2010: Statistics about Native population today, more than a century after the massacre at Wounded Knee, reveal the legacy of colonization, forced migration and treaty violations. Unemployment on the Pine Ridge Indian Reservation fluctuates between 85 and 90 percent. The housing office is unable to build new structures, and existing structures are falling apart. Many are homeless, and those with homes are packed into rotting buildings with up to five families. 39 percent of homes on Pine Ridge have no electricity. At least 60 percent of the homes on the reservation are infested with black mold. More than 90 percent of the population lives below the federal poverty line. The tuberculosis rate on Pine Ridge is approximately eight times higher than the U.S. national average. The infant mortality rate is the highest on this continent and is about three times higher than the U.S. national average. Cervical cancer is five times higher than the U.S. national average. School dropout rate is up to 70 percent. Teacher turnover is eight times higher than the U.S. national average. Frequently, grandparents are raising their grandchildren because parents, due to alcoholism, domestic violence and general apathy, cannot raise them. 50 percent of the population over the age of 40 suffers from diabetes. The life expectancy for men is between 46 and 48 years old -- roughly the same as in Afghanistan and Somalia.

 

The last chapter in any successful genocide is the one in which the oppressor can remove their hands and say, "My God, what are these people doing to themselves?
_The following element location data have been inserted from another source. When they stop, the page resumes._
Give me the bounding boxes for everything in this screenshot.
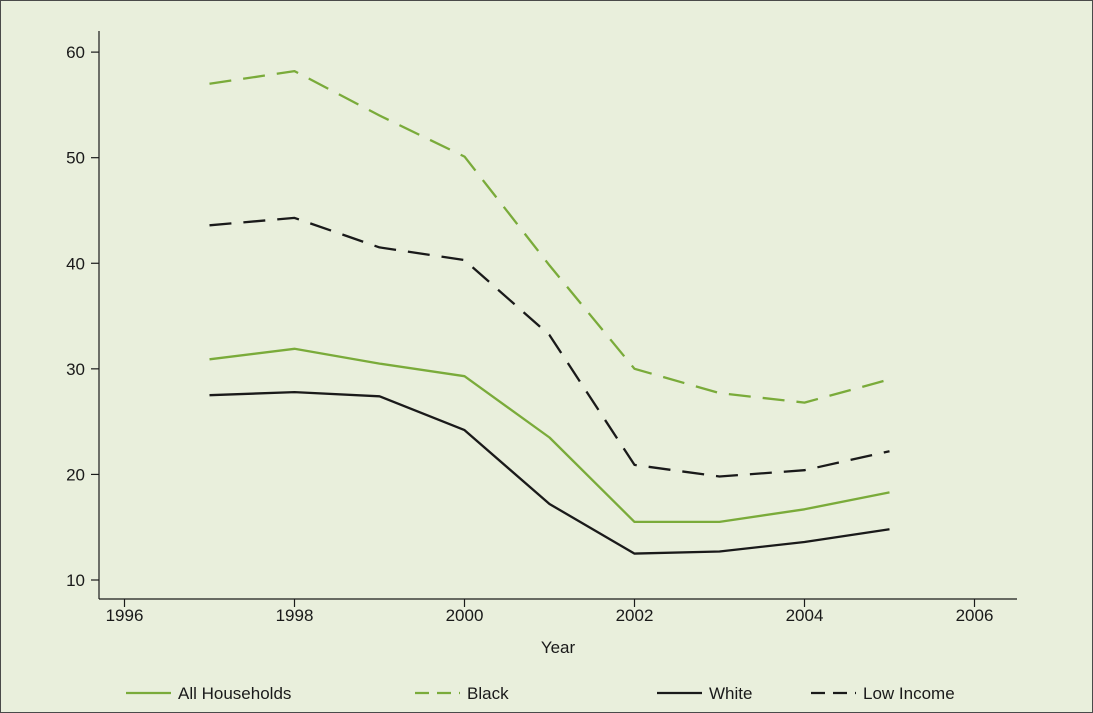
y-tick-label: 20 <box>66 465 85 484</box>
x-tick-label: 2002 <box>616 606 654 625</box>
legend-label: Black <box>467 684 509 703</box>
legend-label: Low Income <box>863 684 955 703</box>
legend-label: All Households <box>178 684 291 703</box>
x-tick-label: 1998 <box>276 606 314 625</box>
series-line-all-households <box>209 347 890 524</box>
series-line-white <box>209 390 890 555</box>
series-layer <box>209 69 890 555</box>
y-axis-ticks: 10 20 30 40 50 60 <box>66 43 99 590</box>
legend-label: White <box>709 684 752 703</box>
y-tick-label: 40 <box>66 254 85 273</box>
x-tick-label: 1996 <box>106 606 144 625</box>
axes <box>98 31 1017 600</box>
y-tick-label: 30 <box>66 360 85 379</box>
y-tick-label: 60 <box>66 43 85 62</box>
legend: All Households Black White Low Income <box>126 684 955 703</box>
x-axis-title: Year <box>541 638 576 657</box>
series-line-low-income <box>209 216 890 478</box>
x-axis-ticks: 1996 1998 2000 2002 2004 2006 <box>106 599 994 625</box>
x-tick-label: 2004 <box>786 606 824 625</box>
y-tick-label: 50 <box>66 149 85 168</box>
x-tick-label: 2000 <box>446 606 484 625</box>
series-line-black <box>209 69 890 404</box>
y-tick-label: 10 <box>66 571 85 590</box>
x-tick-label: 2006 <box>956 606 994 625</box>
They're killing each other. They're killing themselves while we watch them die." This is how we came to own these United States. This is the legacy of manifest destiny. Prisoners are still born into prisoner-of-war camps long after the guards are gone. These are the bones left after the best meat has been taken. A long time ago, a series of events was set in motion by a people who look like me, by wasichu, eager to take the land and the water and the gold in the hills. Those events led to a domino effect that has yet to end.

 

As removed as we the dominant society may feel from a massacre in 1890, or a series of broken treaties 150 years ago, I still have to ask you the question, how should you feel about the statistics of today? What is the connection between these images of suffering and the history that I just read to you? And how much of this history do you need to own, even? Is any of this your responsibility today? I have been told that there must be something we can do. There must be some call to action. Because for so long I've been standing on the sidelines content to be a witness, just taking photographs. Because the solution seems so far in the past, I needed nothing short of a time machine to access them.

 

The suffering of indigenous peoples is not a simple issue to fix. It's not something everyone can get behind the way they get behind helping Haiti, or ending AIDS, or fighting a famine. The "fix," as it's called, may be much more difficult for the dominant society than, say, a $50 check or a church trip to paint some graffiti-covered houses, or a suburban family donating a box of clothes they don't even want anymore. So where does that leave us? Shrugging our shoulders in the dark?

 

The United States continues on a daily basis to violate the terms of the 1851 and 1868 Fort Laramie Treaties with the Lakota. The call to action I offer today -- my TED wish -- is this: Honor the treaties. Give back the Black Hills. It's not your business what they do with them.